Thursday, December 1, 2011

Rail Opponents Finally Get Their Day in Court, but That Won’t End Their Outside Spinning Campaign

Plaintiff Cliff Slater (left) and lead attorney Nicholas Yost (right) leave court.
One day down in the lawsuit that’s intended to kill rail, and what we know so far is that final resolution of the case may not happen until next summer at the earliest.

That’s the biggest news to come out of the first hearing in the case – the potential for months of delay and increasing project costs.

Despite that prospect, we also know the city wants to adhere to the project’s sequential timeline. City deputy corporation counsel Gary Takeuchi (at right) stated: “We’re just going to do our best to try to get the project done on time, under budget, and deal with these legal issues as quickly as we can.”

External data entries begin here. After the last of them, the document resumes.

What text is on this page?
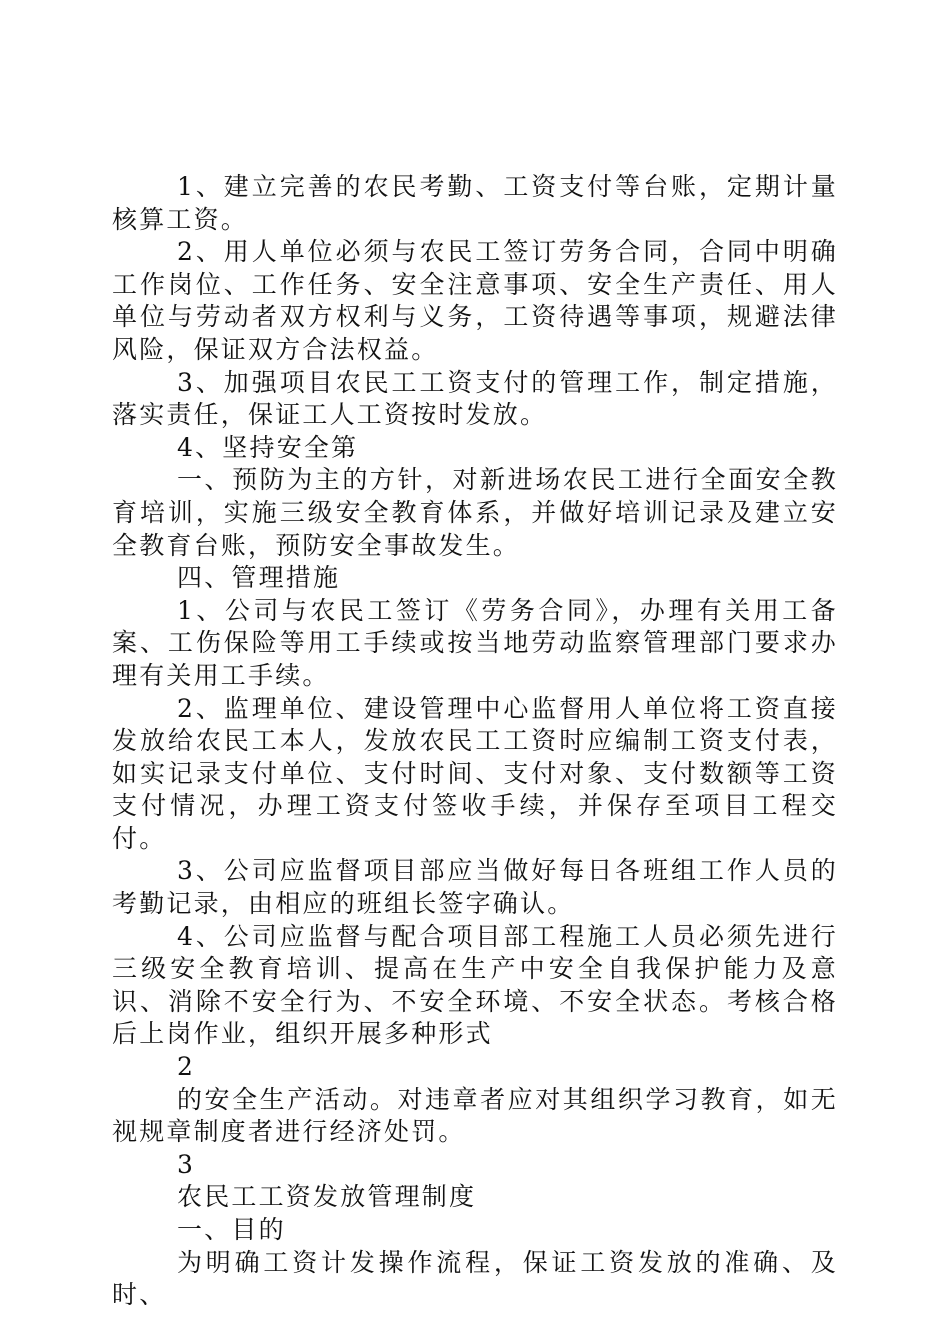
1、建立完善的农民考勤、工资支付等台账，定期计量核算工资。

2、用人单位必须与农民工签订劳务合同，合同中明确工作岗位、工作任务、安全注意事项、安全生产责任、用人单位与劳动者双方权利与义务，工资待遇等事项，规避法律风险，保证双方合法权益。

3、加强项目农民工工资支付的管理工作，制定措施，落实责任，保证工人工资按时发放。

4、坚持安全第

一、预防为主的方针，对新进场农民工进行全面安全教育培训，实施三级安全教育体系，并做好培训记录及建立安全教育台账，预防安全事故发生。

四、管理措施

1、公司与农民工签订《劳务合同》，办理有关用工备案、工伤保险等用工手续或按当地劳动监察管理部门要求办理有关用工手续。

2、监理单位、建设管理中心监督用人单位将工资直接发放给农民工本人，发放农民工工资时应编制工资支付表，如实记录支付单位、支付时间、支付对象、支付数额等工资支付情况，办理工资支付签收手续，并保存至项目工程交付。

3、公司应监督项目部应当做好每日各班组工作人员的考勤记录，由相应的班组长签字确认。

4、公司应监督与配合项目部工程施工人员必须先进行三级安全教育培训、提高在生产中安全自我保护能力及意识、消除不安全行为、不安全环境、不安全状态。考核合格后上岗作业，组织开展多种形式

2

的安全生产活动。对违章者应对其组织学习教育，如无视规章制度者进行经济处罚。

3

农民工工资发放管理制度

一、目的

为明确工资计发操作流程，保证工资发放的准确、及时、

The city’s determination to keep the project moving prompted plaintiffs’ lead attorney Nicholas Yost to threaten more legal maneuvering: “If the city and the FTA are going to plunge ahead and start significant kinds of construction, we will have no alternative but to go in for a preliminary injunction.”

Arguing on the Outside
The judge in the case took under advisement the city’s motion to disqualify some of the plaintiffs for their lack of involvement during years of environmental process. “None of these particular plaintiffs participated at all, and they didn’t raise certain claims that they’re now complaining about in the lawsuit,” said deputy corporate counsel Takeuchi.

Speaking with reporters outside the court building, plaintiff Ben Cayetano (at right) responded: “I’ve written op-eds, and then the city has responded to my op-eds. I’ve said things at press conferences, and the mayor and (Wayne) Yoshioka and all those guys get a little bent out of shape and they make statements. What more notice to you need?”

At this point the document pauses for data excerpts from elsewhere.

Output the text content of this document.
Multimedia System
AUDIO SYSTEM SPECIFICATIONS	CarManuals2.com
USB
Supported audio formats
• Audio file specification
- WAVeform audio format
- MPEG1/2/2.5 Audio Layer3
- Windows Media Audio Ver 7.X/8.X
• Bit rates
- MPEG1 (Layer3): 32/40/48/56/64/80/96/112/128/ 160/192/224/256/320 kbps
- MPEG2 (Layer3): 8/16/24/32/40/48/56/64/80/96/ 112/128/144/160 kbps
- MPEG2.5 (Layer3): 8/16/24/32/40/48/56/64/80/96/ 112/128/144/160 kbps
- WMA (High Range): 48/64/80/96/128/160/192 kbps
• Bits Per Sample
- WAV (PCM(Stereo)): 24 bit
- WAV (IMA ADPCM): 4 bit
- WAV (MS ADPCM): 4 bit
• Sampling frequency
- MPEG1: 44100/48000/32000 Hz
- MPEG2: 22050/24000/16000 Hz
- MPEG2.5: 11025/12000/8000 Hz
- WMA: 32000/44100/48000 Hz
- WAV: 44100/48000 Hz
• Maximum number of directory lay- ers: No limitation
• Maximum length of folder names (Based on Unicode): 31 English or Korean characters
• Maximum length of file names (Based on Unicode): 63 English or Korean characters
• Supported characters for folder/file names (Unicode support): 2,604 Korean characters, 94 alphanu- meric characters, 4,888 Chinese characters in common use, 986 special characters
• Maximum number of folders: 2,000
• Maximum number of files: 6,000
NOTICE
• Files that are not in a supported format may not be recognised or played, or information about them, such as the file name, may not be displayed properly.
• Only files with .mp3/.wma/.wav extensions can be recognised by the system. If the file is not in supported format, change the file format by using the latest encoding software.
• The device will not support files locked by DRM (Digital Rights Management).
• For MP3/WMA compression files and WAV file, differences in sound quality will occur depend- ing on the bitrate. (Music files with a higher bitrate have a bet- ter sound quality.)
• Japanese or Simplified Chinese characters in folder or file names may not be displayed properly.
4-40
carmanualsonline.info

That’s a strange query by the former governor, who’s an attorney. Does Mr. Cayetano equate newspaper commentaries and press conferences with the formal processes of the Alternatives Analysis and Environmental Impact Statement effort?

Mr. Cayetano may feel comfortable spinning that argument with reporters, but we doubt he’d try it inside the courtroom. In the court of public opinion, Oahu citizens have every right to question the plaintiffs’ motives as they pursue an action that could boost project costs through further delay. (They might also want to ask the former governor and the others to defend their favored alternative to rail, if they have one.)

Shifting Responsibility
In light of who’s actually delaying the rail project with the lawsuit, the most remarkable statement made yesterday came from rail opponent Cliff Slater: “The city is doing everything possible to delay the process, to run up the bill.,” he said. “They sit there with five attorneys.”

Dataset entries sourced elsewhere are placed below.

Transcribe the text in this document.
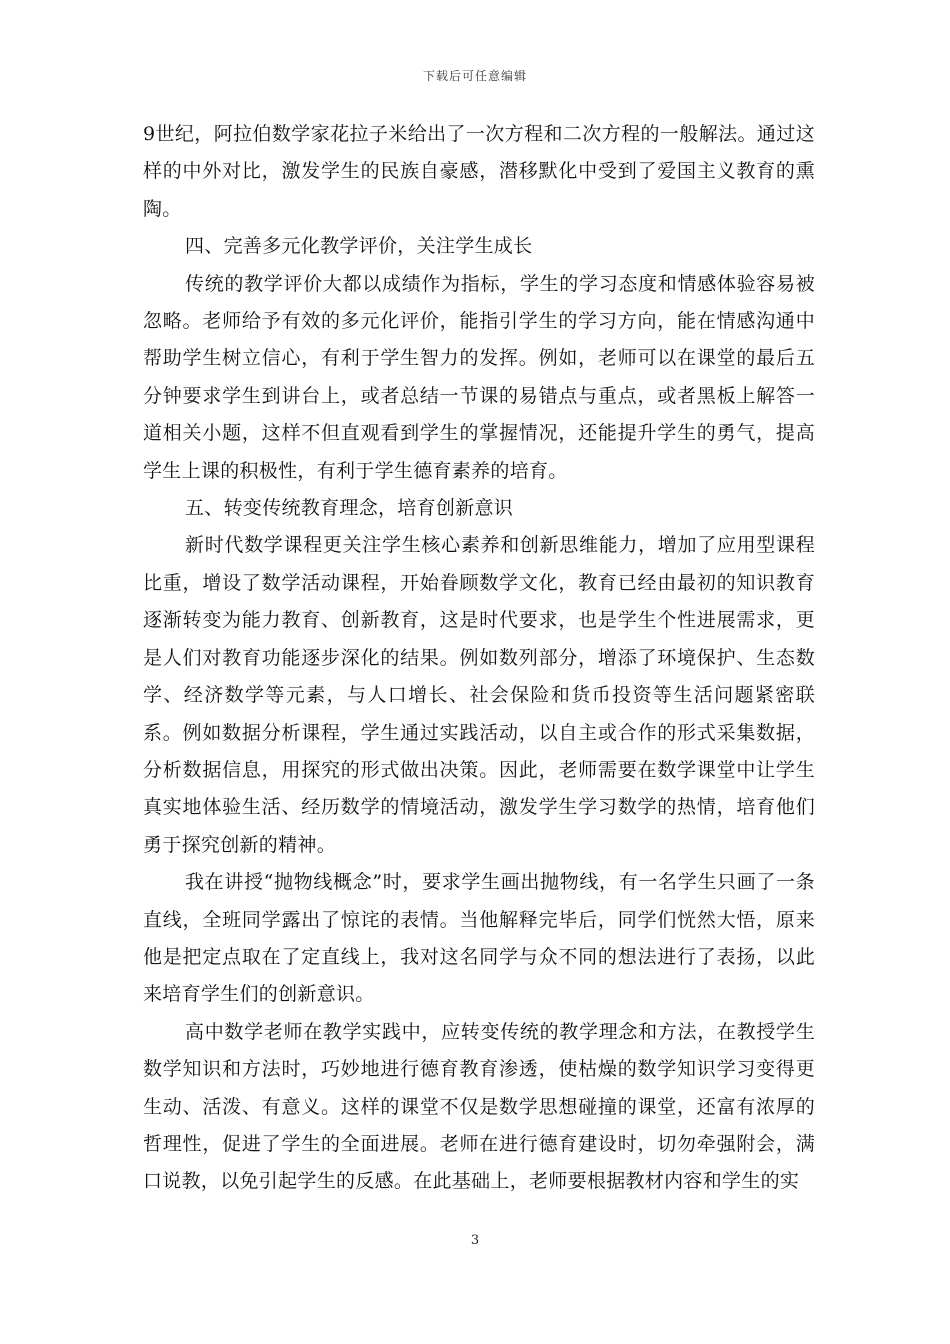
下载后可任意编辑

9世纪，阿拉伯数学家花拉子米给出了一次方程和二次方程的一般解法。通过这样的中外对比，激发学生的民族自豪感，潜移默化中受到了爱国主义教育的熏陶。

四、完善多元化教学评价，关注学生成长

传统的教学评价大都以成绩作为指标，学生的学习态度和情感体验容易被忽略。老师给予有效的多元化评价，能指引学生的学习方向，能在情感沟通中帮助学生树立信心，有利于学生智力的发挥。例如，老师可以在课堂的最后五分钟要求学生到讲台上，或者总结一节课的易错点与重点，或者黑板上解答一道相关小题，这样不但直观看到学生的掌握情况，还能提升学生的勇气，提高学生上课的积极性，有利于学生德育素养的培育。

五、转变传统教育理念，培育创新意识

新时代数学课程更关注学生核心素养和创新思维能力，增加了应用型课程比重，增设了数学活动课程，开始眷顾数学文化，教育已经由最初的知识教育逐渐转变为能力教育、创新教育，这是时代要求，也是学生个性进展需求，更是人们对教育功能逐步深化的结果。例如数列部分，增添了环境保护、生态数学、经济数学等元素，与人口增长、社会保险和货币投资等生活问题紧密联系。例如数据分析课程，学生通过实践活动，以自主或合作的形式采集数据，分析数据信息，用探究的形式做出决策。因此，老师需要在数学课堂中让学生真实地体验生活、经历数学的情境活动，激发学生学习数学的热情，培育他们勇于探究创新的精神。

我在讲授“抛物线概念”时，要求学生画出抛物线，有一名学生只画了一条直线，全班同学露出了惊诧的表情。当他解释完毕后，同学们恍然大悟，原来他是把定点取在了定直线上，我对这名同学与众不同的想法进行了表扬，以此来培育学生们的创新意识。

高中数学老师在教学实践中，应转变传统的教学理念和方法，在教授学生数学知识和方法时，巧妙地进行德育教育渗透，使枯燥的数学知识学习变得更生动、活泼、有意义。这样的课堂不仅是数学思想碰撞的课堂，还富有浓厚的哲理性，促进了学生的全面进展。老师在进行德育建设时，切勿牵强附会，满口说教，以免引起学生的反感。在此基础上，老师要根据教材内容和学生的实

3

That’s typical of Mr. Slater’s tactics throughout his long opposition to mass transit – to disavow the obvious while introducing an irrelevancy. What does the number of city attorneys have to do with anything? One might even conclude that more than five would be reasonable to fight off the Slater-led assault on the most important infrastructure project here of all time. Mr. Slater is more responsible than any other person for the delay in building a viable rapid transit travel alternative in Honolulu. He fought Mayor Frank Fasi’s project 20 years ago with his pro-car, pro-highway agenda, and he’s doing it again.

Why this Lawsuit?
By early 2011, it was clear Mr. Slater’s efforts to block the current rail project were failing. Pro-rail City Council and mayoral candidates had been elected, and pro-rail charter amendments had been passed in 2008 and 2010.

With his efforts gaining no traction as shown also in scientific public opinion surveys, Mr. Slater recruited others to join the lawsuit, which was filed in May. The plaintiff’s pre-trial media campaign began in August with their 1,500-word newspaper op-ed piece that contained nothing new and served only to hype the lawsuit and raise money to hire their California attorney, Mr. Yost.

The so-called Gang of Four (Mr. Slater and his three high-profile recruits) followed the op-ed with a radio show, a public television program and various speaking opportunities. They succeeded in grabbing the spotlight with their dumbed-down and misleading rhetoric; plaintiff Randy Roth’s “shame on the city” explosion on public radio’s “Town Square” program was perhaps the most hyperbolic exclamation of this campaign.

It’s a campaign that no doubt will continue outside the walls of the federal court building. It’s only a matter of time before Mr. Slater floats his familiar assertion that rail is supposed to reduce traffic congestion, and if it doesn’t, why build it? (See rail’s actual goals.)

His continued misstatements about the rpoject and what it will accomplish says a lot about the integrity of Mr. Slater’s campaign and also, unfortunately, about the lost art of reportorial challenge. Just once we’d like to hear a reporter stop Mr. Slater in mid-sentence and challenge him on yet another of his obfuscations about rail.

It’s a style of journalism that once was common in Honolulu under different media leadership, but it probably won’t happen any time soon. It might spoil a good sound bite.